Written by Richard Lander MD FAAP

As a pediatrician I am sometimes asked, “When should my child start seeing my adult physician?”

My answer is not until their early 20’s.

Pediatricians are trained to treat babies, toddlers, children, adolescents and young adults. Pediatric training encompasses four years of medical school and a minimum of three years of residency in pediatrics.

Throughout our career, we are constantly attending conferences and reading journals or medical literature to ensure that we are always current and apprised of cutting-edge pediatric medicine.

Your pediatrician helps you deal with your baby’s acid reflux, guides you on how and when to introduce solid foods and thrills with you when your baby speaks his/her first words.

At your well visits, your pediatrician asks questions to determine if your infant/child is developing properly and if not, you will be directed to the proper place for evaluation. You are counseled on proper nutrition and exercise for your child and encouraged to expose your child to a range of cultural and educational experiences.

When your child is wheezing or crouping in the middle of the night, it’s your pediatrician you call on for help. When your child has a 104 degree fever on a Sunday morning your pediatrician tells you to come over to the office to be examined. It is your pediatrician who is there with you as your child becomes an adolescent and together we deal with adolescent issues such as acne or uncomfortable menstrual cycles.

With some of you, we traverse the difficult terrain of painful adolescent anxieties or drug and alcohol problems. It is your pediatrician you consult for concussions and sprains from sports. When your child begins thinking of college and a future career, your pediatrician is as excited as you are, because your pediatrician has been there with you as your child has grown into a young adult.

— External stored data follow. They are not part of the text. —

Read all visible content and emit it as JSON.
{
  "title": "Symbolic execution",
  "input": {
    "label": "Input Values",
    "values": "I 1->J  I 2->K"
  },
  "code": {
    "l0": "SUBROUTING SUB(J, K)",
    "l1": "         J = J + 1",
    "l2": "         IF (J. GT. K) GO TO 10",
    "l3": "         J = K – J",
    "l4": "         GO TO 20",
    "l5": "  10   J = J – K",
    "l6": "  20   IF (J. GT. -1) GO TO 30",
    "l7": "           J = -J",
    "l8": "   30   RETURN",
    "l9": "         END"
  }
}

It is your pediatrician who takes your child’s phone calls from college to help with a health issue or an emotional problem. When it becomes time to move on to an internist, it is a happy but also sad parting of the ways.

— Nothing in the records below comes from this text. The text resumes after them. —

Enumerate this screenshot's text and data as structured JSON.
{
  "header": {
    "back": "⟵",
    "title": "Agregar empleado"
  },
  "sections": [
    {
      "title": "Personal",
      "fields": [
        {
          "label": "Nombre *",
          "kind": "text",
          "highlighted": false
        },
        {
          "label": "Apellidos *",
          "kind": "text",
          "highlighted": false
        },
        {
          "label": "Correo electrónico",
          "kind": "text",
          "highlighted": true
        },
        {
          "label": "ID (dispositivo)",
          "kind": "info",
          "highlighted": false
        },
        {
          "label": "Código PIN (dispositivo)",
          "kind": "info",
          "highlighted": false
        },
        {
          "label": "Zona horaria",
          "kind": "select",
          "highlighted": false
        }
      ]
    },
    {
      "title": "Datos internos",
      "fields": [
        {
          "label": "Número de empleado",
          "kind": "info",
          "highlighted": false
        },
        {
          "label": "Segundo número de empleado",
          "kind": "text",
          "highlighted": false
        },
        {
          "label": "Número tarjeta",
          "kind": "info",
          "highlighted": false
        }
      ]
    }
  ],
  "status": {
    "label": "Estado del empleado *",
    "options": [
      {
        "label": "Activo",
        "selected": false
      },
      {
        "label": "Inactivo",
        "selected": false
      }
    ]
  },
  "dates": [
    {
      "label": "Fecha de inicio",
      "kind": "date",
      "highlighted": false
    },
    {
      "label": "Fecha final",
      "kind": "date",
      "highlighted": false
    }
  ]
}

And then of course the fun begins again as your pediatrician begins to care for your child’s child: a very special pleasure for your pediatrician — the second generation.

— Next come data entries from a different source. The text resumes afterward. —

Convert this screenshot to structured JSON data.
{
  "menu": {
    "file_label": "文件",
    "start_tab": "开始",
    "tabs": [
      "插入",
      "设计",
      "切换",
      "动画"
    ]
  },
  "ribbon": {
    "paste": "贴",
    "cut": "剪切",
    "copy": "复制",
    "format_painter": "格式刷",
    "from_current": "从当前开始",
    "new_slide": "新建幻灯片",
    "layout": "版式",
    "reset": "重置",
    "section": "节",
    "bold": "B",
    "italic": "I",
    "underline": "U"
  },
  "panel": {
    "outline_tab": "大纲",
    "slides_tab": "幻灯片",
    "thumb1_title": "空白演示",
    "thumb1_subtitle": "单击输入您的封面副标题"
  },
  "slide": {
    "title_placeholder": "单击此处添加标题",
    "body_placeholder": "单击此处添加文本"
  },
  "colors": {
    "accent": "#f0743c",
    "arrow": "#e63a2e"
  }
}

As you can see, there is no other healthcare professional who knows your child the way your pediatrician knows your child.

The walk-in clinic has no frame of reference; they have not treated your child throughout the years. Many internists and family practitioners do not treat large numbers of children and are therefore not equipped to handle the range of issues involved in treating children and adolescents.

Many non-pediatrician physicians do not have the vaccines needed to keep your child properly immunized. Most do not see patients after hours; they send patients to the emergency department.

With your pediatrician you have grown accustomed to being seen right away and in the office where you are comfortable. Your pediatrician has been trained to deal with your child’s health issues from birth until they are young adults. We know your family and we know your child’s history. We know you and we are always there for you.

Dr. Lander has been practicing pediatrics for 32 years in New Jersey and is the immediate past chairman of the American Academy of Pediatrics Section on Administration and Practice Management.  He says if he had to do it all over again he wouldn’t hesitate to be a pediatrician.